Billy Mills and the Miracle 10,000-meter Race Part 3: Wings of an Eagle

 

Billy Mills winning
Billy MIlls winning the 10,000 meter competition at the Tokyo Olympics, from the personal collection of Billy Mills

Billy Mills was 8 when his mother died – bewildered, scared, and angry. His father told little Billy that he had to look beyond his fear and his anger, because those emotions could destroy him. Instead, his father said, “you have broken wings. You need a dream to fix broken wings. Find your dreams son. It is the pursuit of your dreams that will heal you. If you do this you may have wings of an eagle.”

Shortly after that, his father told his son about a book about the Olympics, and told him that “Olympians are chosen by the Gods.” And Mills told me that little Billy liked that thought because if he became an Olympian, if he was chosen by the Gods, “maybe I’d be able to see my mom again.”

Billy Mills is clearly a spiritual person. He knows his parents, both of whom passed away when he was young, are looking over him. He believes in his darkest times, they are there to guide him. When he was attending the University of Kansas, his first attempt to live outside the reservation, he struggled to fit in. Mills told me that at one point in his time at KU he was feeling desperate, in fact, feeling as if the best solution was to take his own life.

Billy Mills on the Podium_Tokyo Olympiad 1964_Kyodo News Agency
Mohammed Gammoudi, Billy Mills and Ron Clarke on the Podium_Tokyo Olympiad 1964, from the book Tokyo Olympiad 1964_Kyodo News Agency

“I was a junior in college, and on the verge of suicide,” he said. “I was about to jump. But I started hearing energy. Underneath my skin, I felt energy that sounded like a word. ‘Don’t.’ It sounded like my dad’s voice.” Mills was shaken out of his desperation by this surprise message from his father. He stepped down and decided that suicide was not the answer. He recalled what his father told him when his mother died – that the pursuit of a dream heals broken souls. And that’s when Mills wrote down his dream. “Gold medal. Olympic 10,000-meter run.”

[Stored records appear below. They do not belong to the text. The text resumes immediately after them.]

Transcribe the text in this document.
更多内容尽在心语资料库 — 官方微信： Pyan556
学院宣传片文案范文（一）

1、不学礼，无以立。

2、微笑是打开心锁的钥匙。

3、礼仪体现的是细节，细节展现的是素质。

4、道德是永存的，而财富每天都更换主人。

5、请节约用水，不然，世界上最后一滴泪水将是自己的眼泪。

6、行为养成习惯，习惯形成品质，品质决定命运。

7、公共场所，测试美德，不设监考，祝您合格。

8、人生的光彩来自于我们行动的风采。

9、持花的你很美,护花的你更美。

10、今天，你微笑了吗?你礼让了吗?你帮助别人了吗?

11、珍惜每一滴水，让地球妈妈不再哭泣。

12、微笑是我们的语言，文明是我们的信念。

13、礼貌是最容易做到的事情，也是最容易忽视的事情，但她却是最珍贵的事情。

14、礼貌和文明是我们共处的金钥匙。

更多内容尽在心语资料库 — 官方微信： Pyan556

Mills is running in the 10,000 meter race at the 1964 Tokyo Olympics. He is in the top three, but he is low in energy, at this stage – a product of his low blood sugar condition. With 275 yards to go, he sees his chief competitors, the Australian Ron Clarke and the Tunisian Mohammed Gammoudi, about 10 yards ahead. Mills is in lane 4, and he’s passing stragglers in lane 1, but there’s another straggler in lane 5 – someone he remembers to this day.

Now I have to get by him. A thousands thoughts going through my head. Lift my knees. Lengthen my strides. Pump my arms. I’m doing that but I feel like I’m in slow motion. I move by the guy in lane 5. I glance at him and he glances at me. I see an eagle.

As he describes in this video interview, he believes the straggler could have been a German competitor. While there were two German competitors in the 10k race, their uniforms did not have an eagle insignia. Perhaps it was the lightheadedness that comes from expending every ounce of energy. Perhaps it was the low blood sugar. It does not matter. Mills saw an eagle, and that’s all he needed.

I make one final try coming out of the final curve. 85,000 people cheering, screaming, hearing nothing but my heart. I look as I go by the German and in the center of his singlet is an eagle. “Wings of an eagle!” back to my dad, when I’m small, 9, 10, 11 years of age. “Son you do these things, some day you’ll have wings of an eagle.” I may never be this close again. I’ve got to do it now. Wings of an eagle. And I felt the tape break across my chest.

Mills is the first and only American to win the 10K competition in the Olympics. His victory was a surprise to all, and was an inspiration to people around the world.